What is deeper? Two things: a stoppage of forward life energy that happened at some point in the past and is still continuing, AND the pain of that. We can call it (another nod to Barbara McGavin) the "unlived life and the uncompleted pain."

Addictive processes can be viewed as management and avoidance of this "unlived life" (pain and longing) and "uncompleted pain" (which something in you is afraid is unbearable).

What it is Not-Wanting you to have to feel…

You speak of listening compassionately to what the part that does the addictive behavior wants for you. That's fine, but what's missing there is listening to what it is Not Wanting for you — what it is trying to keep you from having to feel or experience. In there, in the body experience of the not-wanted feeling, is the pathway down into the deeper process that underlies the addictive one.
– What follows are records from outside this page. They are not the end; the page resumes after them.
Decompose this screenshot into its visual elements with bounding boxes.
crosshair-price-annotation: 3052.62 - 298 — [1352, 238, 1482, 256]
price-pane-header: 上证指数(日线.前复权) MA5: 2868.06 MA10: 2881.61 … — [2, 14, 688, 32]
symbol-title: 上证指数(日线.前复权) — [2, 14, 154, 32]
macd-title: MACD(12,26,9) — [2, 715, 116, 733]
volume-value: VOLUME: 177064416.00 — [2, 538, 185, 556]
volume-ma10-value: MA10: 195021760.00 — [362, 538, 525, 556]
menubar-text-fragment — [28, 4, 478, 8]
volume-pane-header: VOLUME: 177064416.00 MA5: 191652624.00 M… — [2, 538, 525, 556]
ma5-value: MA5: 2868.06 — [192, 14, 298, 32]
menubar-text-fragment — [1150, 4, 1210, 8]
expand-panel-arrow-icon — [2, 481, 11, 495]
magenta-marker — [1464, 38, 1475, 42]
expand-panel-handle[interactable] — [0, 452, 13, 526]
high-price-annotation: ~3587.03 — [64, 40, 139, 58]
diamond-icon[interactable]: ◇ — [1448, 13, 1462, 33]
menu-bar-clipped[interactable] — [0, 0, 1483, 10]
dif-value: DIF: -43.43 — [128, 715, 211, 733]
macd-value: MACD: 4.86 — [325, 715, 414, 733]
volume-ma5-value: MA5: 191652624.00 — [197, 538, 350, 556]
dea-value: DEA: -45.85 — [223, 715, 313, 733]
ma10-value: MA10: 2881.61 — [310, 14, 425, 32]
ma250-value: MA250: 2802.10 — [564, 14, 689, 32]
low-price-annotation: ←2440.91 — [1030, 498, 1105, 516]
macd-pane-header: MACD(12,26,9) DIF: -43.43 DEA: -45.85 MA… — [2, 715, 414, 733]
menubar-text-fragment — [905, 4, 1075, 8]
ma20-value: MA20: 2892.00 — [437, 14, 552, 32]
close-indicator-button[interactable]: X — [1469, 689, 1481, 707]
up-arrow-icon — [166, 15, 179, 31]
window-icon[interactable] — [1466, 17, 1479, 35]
A gentle warning: don't push. Go very slowly, work with a partner who can remind you to go slowly, and be ready to stop if any part of you doesn't want to go on. Be sure you are Self-in-Presence, and stop to refresh Self-in-Presence any time in the process that you need to. For this kind of deep work, you will need all the Self-in-Presence you can get, in yourself and in your Focusing partner. It takes time… but it is worth it.